Олька, зачем тебе все это слушать и видеть, тебя же симпатяга Чадаев ждет. Как нежно он целуется, и как скрипят под его руками мои косточки. Какой кайф! Как могла его первая жена уйти к другому?

– Ольга Иосифовна! Я что, что-то смешное молвлю? – куратор обвел взглядом всех присутствующих. – Одна вы ухмыляетесь.

О, господи! Даже помечтать не дают! Как все надоело. У меня горло уже огнем дышит, язык скоро отсохнет на всех орать. Я прижала руку к голове. Горячая, как пить дать температура. Возьму-ка больничный – и пропади все пропадом. С утра съезжу в поликлинику, потом себя в порядок приведу, и пора, наконец, злополучный «диван собирать». Не позавидовать нашему новому директору, сидит пунцовый. Это он уговорил меня занять его место начальника планового отдела, когда его самого перевели в заместители директора. А через пару месяцев он уже уселся в кресло директора.

Когда он появился на нашей базе, закончив мой нархоз, только вечернее отделение, то плавал по всем статьям и чувствовал себя, конечно, неуверенно.

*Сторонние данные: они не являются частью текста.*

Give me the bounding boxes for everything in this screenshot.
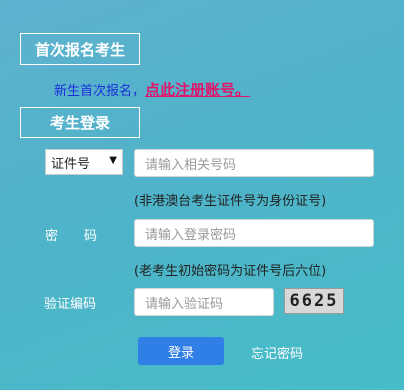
- password-input[interactable]: 请输入登录密码: [134, 219, 374, 247]
- password-hint: (老考生初始密码为证件号后六位): [134, 264, 327, 279]
- register-line: 新生首次报名，点此注册账号。: [54, 79, 250, 100]
- password-label: 密码: [45, 229, 124, 244]
- login-header: 考生登录: [20, 107, 140, 138]
- captcha-label: 验证编码: [44, 297, 97, 312]
- register-link[interactable]: 点此注册账号。: [145, 81, 250, 99]
- forgot-password-link[interactable]: 忘记密码: [251, 343, 303, 362]
- id-hint: (非港澳台考生证件号为身份证号): [134, 194, 327, 209]
- login-button[interactable]: 登录: [138, 337, 224, 365]
- first-signup-header: 首次报名考生: [20, 33, 140, 65]
- captcha-input[interactable]: 请输入验证码: [134, 288, 274, 316]
- id-number-input[interactable]: 请输入相关号码: [134, 149, 374, 177]
- register-prefix-text: 新生首次报名，: [54, 84, 146, 99]
- captcha-image[interactable]: 6625: [284, 288, 344, 314]
- id-type-select[interactable]: 证件号 ▼: [45, 149, 123, 175]
- dropdown-arrow-icon: ▼: [109, 155, 117, 166]
- id-type-selected-value: 证件号: [51, 156, 91, 172]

У Лильки стеснялся спрашивать, все меня в кабинет вызывал и честно признавался, что ни хрена не понимает. Вот как деталь выточить на токарном станке – расскажет до мелочи. Заводской парень, выбился там в люди, в секретари парторганизации, так и пошел по этой линии. Партия и прислала нам его, и я стала первой его учительницей на базе. Капусты в хозяйствах нет, неурожай. Сдавать государству нечего. Опять очковтирательством заставляют заниматься. Вроде капуста есть в хозяйствах, мы ее по бумажкам принимаем и им же оставляем ее на зимнее хранение. План закладки по завозу и закладке выполнен и перевыполнен. Все счастливы. Директор сам, как Александр Матросов, своей грудью закрыл амбразуру – подписал документы.

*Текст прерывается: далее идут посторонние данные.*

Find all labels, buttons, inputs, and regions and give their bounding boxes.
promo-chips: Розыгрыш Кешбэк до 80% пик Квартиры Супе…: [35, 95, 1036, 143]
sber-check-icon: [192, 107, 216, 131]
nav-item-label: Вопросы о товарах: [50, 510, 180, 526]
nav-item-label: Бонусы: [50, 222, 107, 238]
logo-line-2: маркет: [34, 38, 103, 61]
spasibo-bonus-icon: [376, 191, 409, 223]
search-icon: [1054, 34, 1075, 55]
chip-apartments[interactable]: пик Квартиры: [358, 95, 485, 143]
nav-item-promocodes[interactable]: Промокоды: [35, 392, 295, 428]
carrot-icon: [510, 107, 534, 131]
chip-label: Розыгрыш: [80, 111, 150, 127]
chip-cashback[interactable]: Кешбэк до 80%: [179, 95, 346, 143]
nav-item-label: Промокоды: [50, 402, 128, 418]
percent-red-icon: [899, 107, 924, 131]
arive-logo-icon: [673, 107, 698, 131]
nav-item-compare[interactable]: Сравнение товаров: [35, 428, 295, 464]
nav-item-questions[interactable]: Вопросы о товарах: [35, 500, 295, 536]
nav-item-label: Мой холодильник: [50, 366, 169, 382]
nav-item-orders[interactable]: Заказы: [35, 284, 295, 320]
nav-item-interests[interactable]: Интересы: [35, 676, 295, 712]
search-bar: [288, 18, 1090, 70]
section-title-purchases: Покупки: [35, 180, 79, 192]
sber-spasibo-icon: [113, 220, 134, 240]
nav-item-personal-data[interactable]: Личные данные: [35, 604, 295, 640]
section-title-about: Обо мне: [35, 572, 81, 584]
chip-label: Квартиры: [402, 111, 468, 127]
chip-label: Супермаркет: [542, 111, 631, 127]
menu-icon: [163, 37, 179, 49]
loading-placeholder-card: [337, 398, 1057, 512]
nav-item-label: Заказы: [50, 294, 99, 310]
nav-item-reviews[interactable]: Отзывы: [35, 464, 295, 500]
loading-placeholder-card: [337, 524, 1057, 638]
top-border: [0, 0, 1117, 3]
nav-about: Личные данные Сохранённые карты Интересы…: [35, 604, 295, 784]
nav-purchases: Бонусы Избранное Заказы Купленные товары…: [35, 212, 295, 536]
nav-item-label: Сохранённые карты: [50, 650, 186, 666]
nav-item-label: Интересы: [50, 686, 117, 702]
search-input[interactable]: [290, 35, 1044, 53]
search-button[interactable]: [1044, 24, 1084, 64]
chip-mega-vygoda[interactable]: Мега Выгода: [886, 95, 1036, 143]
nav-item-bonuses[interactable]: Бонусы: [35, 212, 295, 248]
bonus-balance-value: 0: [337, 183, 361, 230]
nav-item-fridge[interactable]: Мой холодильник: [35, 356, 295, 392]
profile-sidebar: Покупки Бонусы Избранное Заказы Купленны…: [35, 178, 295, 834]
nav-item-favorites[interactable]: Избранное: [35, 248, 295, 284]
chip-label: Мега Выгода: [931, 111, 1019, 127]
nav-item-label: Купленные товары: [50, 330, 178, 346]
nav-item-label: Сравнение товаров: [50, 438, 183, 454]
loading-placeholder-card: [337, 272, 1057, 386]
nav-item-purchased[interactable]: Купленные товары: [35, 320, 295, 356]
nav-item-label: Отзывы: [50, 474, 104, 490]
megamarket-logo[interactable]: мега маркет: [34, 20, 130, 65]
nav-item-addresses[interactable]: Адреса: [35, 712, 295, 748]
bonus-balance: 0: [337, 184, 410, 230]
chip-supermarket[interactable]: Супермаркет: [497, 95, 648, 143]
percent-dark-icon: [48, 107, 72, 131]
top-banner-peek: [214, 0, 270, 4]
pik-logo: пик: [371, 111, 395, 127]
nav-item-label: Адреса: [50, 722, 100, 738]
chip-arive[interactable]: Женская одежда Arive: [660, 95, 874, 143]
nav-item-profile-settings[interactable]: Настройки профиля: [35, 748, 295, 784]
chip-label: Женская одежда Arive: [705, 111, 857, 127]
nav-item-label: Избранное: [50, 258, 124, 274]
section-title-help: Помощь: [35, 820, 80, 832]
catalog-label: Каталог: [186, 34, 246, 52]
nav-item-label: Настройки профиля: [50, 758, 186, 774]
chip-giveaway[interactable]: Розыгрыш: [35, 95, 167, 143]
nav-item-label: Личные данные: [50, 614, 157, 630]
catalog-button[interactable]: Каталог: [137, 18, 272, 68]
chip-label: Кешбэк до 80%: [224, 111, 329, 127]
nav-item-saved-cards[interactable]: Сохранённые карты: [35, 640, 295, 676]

Нет, с больничным не получится. Не могла отказать директору; он очень просил приехать завтра с утра на базу пораньше, чтобы тет-а-тет обсудить сложившееся положение. Все, что мы обговорили, он, вероятно, нашим опекунам тоже пытался внушить, но боится прямо в лоб. Владимир Алексеевич очень был доволен моим выступлением, но что делать – против лома нет приема, как часто повторял мой волейбольный тренер, когда мы не могли закрыть блоком какую-нибудь нападающую из команды соперниц.

Мне, если честно, не давал покоя этот моложавый настырный куратор с ровной тонкой полоской усиков над губой. Он все время прищуривался, так что непонятно, то ли плохо видит и не надевает очки, то ли – такая манера пиявкой впиваться в тело говорящего. Вроде бы слушает, но не слышит. Или заранее зацикленный только на командах своих комшефов. Он все подзуживал: у нас битва за урожай, как в Великую Отечественную, и мы не можем ее проиграть, три шкуры сдерут с каждого.

«И к стенке поставят?» – чуть не вырвалось у меня.

Не эти, так другие предыдущие кураторы из райкома, объединившись с райисполкомовскими, все ночи напролет целый штаб держали, шухер наводили внезапными наездами. Их черные «Волги» с визгом метались по пустынным улицам. Горели ребята на работе. Такая страда ответственная. Покрутятся, повертятся, сделают озабоченный вид и умное лицо, что-то поспрашают – и исчезают. Куда? Да кто его знает. Никому ведь не чужды земные утехи в городе-курорте. Неужели они заставят нашего директора подписать договор с совхозами, у них же для нас ничего нет и в помине.

– Владимир Алексеевич, эти падлы подвешивают нас, точнее вас, за одно место. Бейцы называются. Прищемят – орать будете от боли. Здорово все придумано, вас на крючок, как рыбку, а вы поддаетесь.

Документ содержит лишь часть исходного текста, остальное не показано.